Sectorally, the report shows a spectacular increase in productivity among workers in the food processing sector. Output by each worker for each hour almost doubled in the decade to 2007 (the most recent year for which figures are presented), reaching more than €65 an hour.

This is far above the EU average and considerably ahead of Denmark, which has long been a model for food producers globally.
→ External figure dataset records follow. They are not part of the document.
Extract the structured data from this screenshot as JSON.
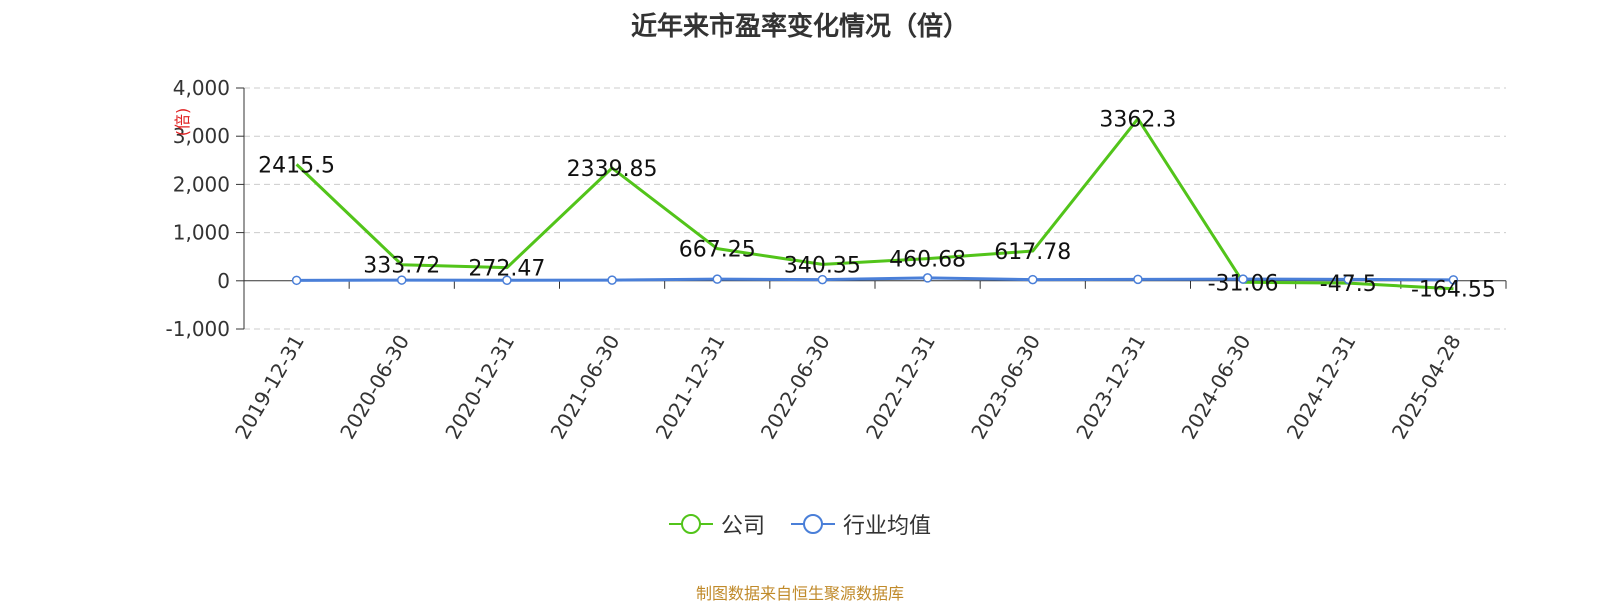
{
  "chart_data": {
    "type": "line",
    "title": "近年来市盈率变化情况（倍）",
    "ylabel": "(倍)",
    "ylim": [
      -1000,
      4000
    ],
    "yticks": [
      4000,
      3000,
      2000,
      1000,
      0,
      -1000
    ],
    "ytick_labels": [
      "4,000",
      "3,000",
      "2,000",
      "1,000",
      "0",
      "-1,000"
    ],
    "categories": [
      "2019-12-31",
      "2020-06-30",
      "2020-12-31",
      "2021-06-30",
      "2021-12-31",
      "2022-06-30",
      "2022-12-31",
      "2023-06-30",
      "2023-12-31",
      "2024-06-30",
      "2024-12-31",
      "2025-04-28"
    ],
    "grid": true,
    "legend_position": "bottom",
    "series": [
      {
        "name": "公司",
        "color": "#52c41a",
        "values": [
          2415.5,
          333.72,
          272.47,
          2339.85,
          667.25,
          340.35,
          460.68,
          617.78,
          3362.3,
          -31.06,
          -47.5,
          -164.55
        ],
        "labels": [
          "2415.5",
          "333.72",
          "272.47",
          "2339.85",
          "667.25",
          "340.35",
          "460.68",
          "617.78",
          "3362.3",
          "-31.06",
          "-47.5",
          "-164.55"
        ]
      },
      {
        "name": "行业均值",
        "color": "#4a7fd8",
        "values": [
          10,
          15,
          12,
          14,
          35,
          25,
          60,
          25,
          30,
          35,
          30,
          20
        ]
      }
    ]
  },
  "footer": {
    "source": "制图数据来自恒生聚源数据库"
  }
}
Productivity in the chemicals and pharmaceutical sector is exceptional. According to the report, output by a worker for each hour in Ireland stood at €155 in 2007, three times the EU average and double the US average.

“Up to one third of Ireland’s labour productivity growth since 2007 has arisen as a result of a reduction in hours worked,” the report states.

A very large decline in hours worked in the construction sector, which is traditionally a less productive sector explains much of this. An increase in productivity is one of the two drivers of competitiveness. The other is cost containment.

A separate report published yesterday by the McKinsey Global Institute, an arm of a firm of management consultants, echoed the Forfás/NCC report, saying governments should “continue to invest in education, infrastructure and innovation”.

On export performance, it says Ireland had the “largest trade surplus relative to GDP in knowledge-intensive manufacturing (21.6 per cent of GDP) in our sample of mature economies in 2008”.

It goes on to note, however, that care is needed in interpreting Irish data because “the country is exposed to various complex tax optimisation strategies of multinational companies”.